When a new database is about to be designed, have to think about what data type to use for the primary keys. There are several things that should be taken into consideration: the average database size expected, the possibility of growing in the future, replication or other data synchronization needs, etc. Here I will try to give you a simple way for primary key type selection depending on the database you have to design.
When I design database I'm trying to follow several simple rules:
- Add column named ID in each table and set it as primary key;
- Do not use logical primary keys as physical primary keys: Client table have column ID as PK and Code as logical PK, but ID column will be used in relations;
- Use stored procedure for data fetching and manipulation - makes database changes easier, no recompilation of existing applications needed;
- Avoid auto increment columns - you never know what the value for the PK will be until the row is stored in the database - means no control;
Generally I always have to choose between 16-byte uniqueidentifier and 4-byte int. The INTs are smaller, easy to remember, meaningfully to the user and easy to make them sequent. The uniqueidentifiers are simply unique and have unlimited values.

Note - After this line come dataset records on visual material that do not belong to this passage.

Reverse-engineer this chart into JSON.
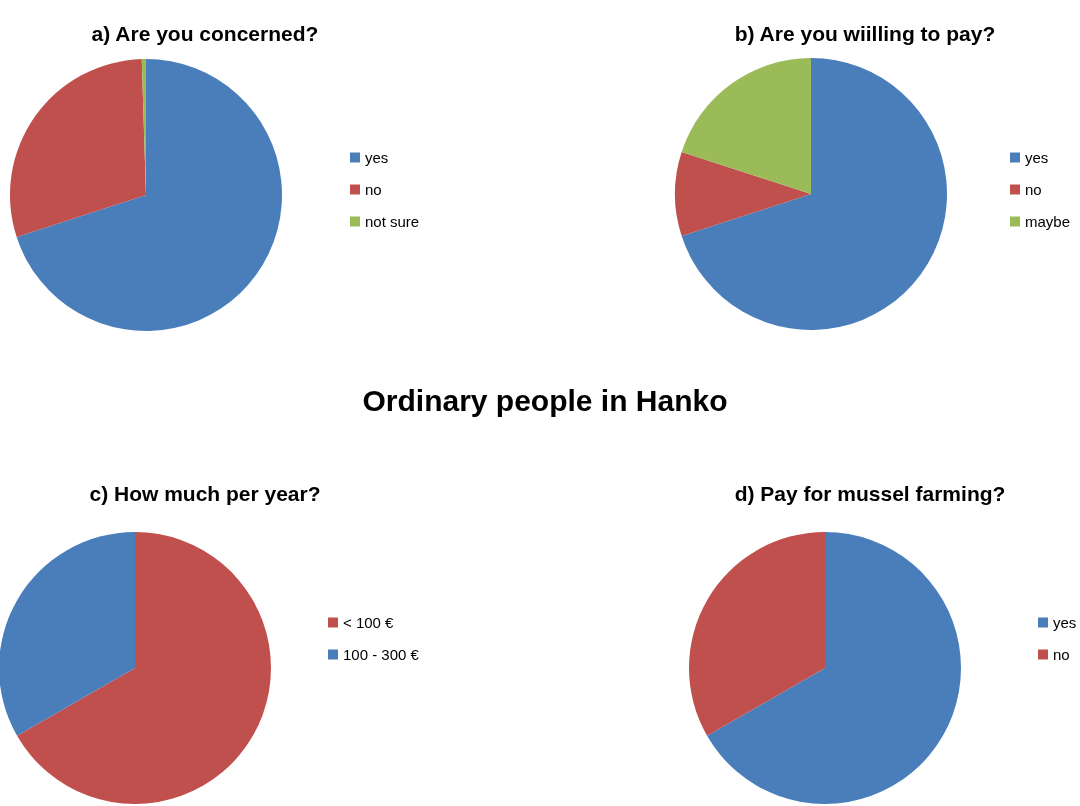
{
  "chart_data": [
    {
      "type": "pie",
      "title": "a) Are you concerned?",
      "categories": [
        "yes",
        "no",
        "not sure"
      ],
      "values": [
        70,
        29.5,
        0.5
      ],
      "colors": [
        "#4a7ebb",
        "#c0504d",
        "#9bbb59"
      ],
      "legend": "right"
    },
    {
      "type": "pie",
      "title": "b) Are you wiilling to pay?",
      "categories": [
        "yes",
        "no",
        "maybe"
      ],
      "values": [
        70,
        10,
        20
      ],
      "colors": [
        "#4a7ebb",
        "#c0504d",
        "#9bbb59"
      ],
      "legend": "right"
    },
    {
      "type": "other",
      "title": "Ordinary people in Hanko"
    },
    {
      "type": "pie",
      "title": "c) How much per year?",
      "categories": [
        "< 100 €",
        "100 - 300 €"
      ],
      "values": [
        66.7,
        33.3
      ],
      "colors": [
        "#c0504d",
        "#4a7ebb"
      ],
      "legend": "right"
    },
    {
      "type": "pie",
      "title": "d) Pay for mussel farming?",
      "categories": [
        "yes",
        "no"
      ],
      "values": [
        66.7,
        33.3
      ],
      "colors": [
        "#4a7ebb",
        "#c0504d"
      ],
      "legend": "right"
    }
  ]
}
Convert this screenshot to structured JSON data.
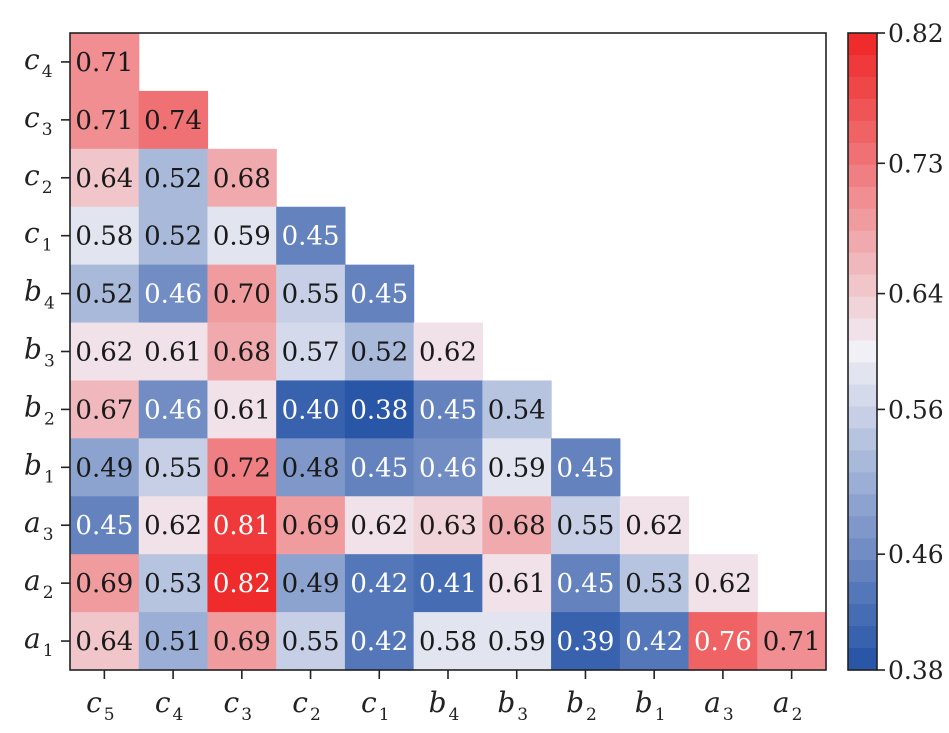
{
  "chart_data": {
    "type": "heatmap",
    "title": "",
    "xlabel": "",
    "ylabel": "",
    "x_labels": [
      {
        "base": "c",
        "sub": "5"
      },
      {
        "base": "c",
        "sub": "4"
      },
      {
        "base": "c",
        "sub": "3"
      },
      {
        "base": "c",
        "sub": "2"
      },
      {
        "base": "c",
        "sub": "1"
      },
      {
        "base": "b",
        "sub": "4"
      },
      {
        "base": "b",
        "sub": "3"
      },
      {
        "base": "b",
        "sub": "2"
      },
      {
        "base": "b",
        "sub": "1"
      },
      {
        "base": "a",
        "sub": "3"
      },
      {
        "base": "a",
        "sub": "2"
      }
    ],
    "y_labels": [
      {
        "base": "c",
        "sub": "4"
      },
      {
        "base": "c",
        "sub": "3"
      },
      {
        "base": "c",
        "sub": "2"
      },
      {
        "base": "c",
        "sub": "1"
      },
      {
        "base": "b",
        "sub": "4"
      },
      {
        "base": "b",
        "sub": "3"
      },
      {
        "base": "b",
        "sub": "2"
      },
      {
        "base": "b",
        "sub": "1"
      },
      {
        "base": "a",
        "sub": "3"
      },
      {
        "base": "a",
        "sub": "2"
      },
      {
        "base": "a",
        "sub": "1"
      }
    ],
    "values": [
      [
        "0.71"
      ],
      [
        "0.71",
        "0.74"
      ],
      [
        "0.64",
        "0.52",
        "0.68"
      ],
      [
        "0.58",
        "0.52",
        "0.59",
        "0.45"
      ],
      [
        "0.52",
        "0.46",
        "0.70",
        "0.55",
        "0.45"
      ],
      [
        "0.62",
        "0.61",
        "0.68",
        "0.57",
        "0.52",
        "0.62"
      ],
      [
        "0.67",
        "0.46",
        "0.61",
        "0.40",
        "0.38",
        "0.45",
        "0.54"
      ],
      [
        "0.49",
        "0.55",
        "0.72",
        "0.48",
        "0.45",
        "0.46",
        "0.59",
        "0.45"
      ],
      [
        "0.45",
        "0.62",
        "0.81",
        "0.69",
        "0.62",
        "0.63",
        "0.68",
        "0.55",
        "0.62"
      ],
      [
        "0.69",
        "0.53",
        "0.82",
        "0.49",
        "0.42",
        "0.41",
        "0.61",
        "0.45",
        "0.53",
        "0.62"
      ],
      [
        "0.64",
        "0.51",
        "0.69",
        "0.55",
        "0.42",
        "0.58",
        "0.59",
        "0.39",
        "0.42",
        "0.76",
        "0.71"
      ]
    ],
    "colorbar": {
      "min": 0.38,
      "max": 0.82,
      "ticks": [
        "0.82",
        "0.73",
        "0.64",
        "0.56",
        "0.46",
        "0.38"
      ],
      "colormap": "blue-white-red",
      "low_color": "#2a56a8",
      "mid_color": "#f0f0f6",
      "high_color": "#ef2b2b"
    }
  }
}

The primary keys of type int are smaller, which means smaller indexes and better performance. It is also easy to keep the values in a sequence - either by using auto increment (not recommended) or any other way to get the next value. This allows to make clustered index on the column too without performance impact.
The disadvantage of INTs are that you need some logic for obtaining new value. If auto increment is used, then inserting master-detail data might be more complicated, because the primary key value is unknown until the record is stored. This problem can be solved by using stored procedures and logical keys to link master-details.
To add new record when the primary key is unique identifier is easy. But here the size is 4 times bigger! Also you should never make clustered index on it because inserting new records are not sequential and causes the index to be reorganized each time.
The unique identifiers are only useful when you need to synchronize data between databases or you have application that might work off line. If INTs are used, you can have problems with doubled IDs because another user might use the same values for the new records - in this case you need to implement a logic to renumber the PK and all related records and to update the clients with the new values.
What I think is best is to combine the advantages of the INTS with the uniqueness of the guids. Make the primary key of type int, and add additional column of type uniqueidentifier only if you need data synchronization. This is the way the replication works - using rowguid column.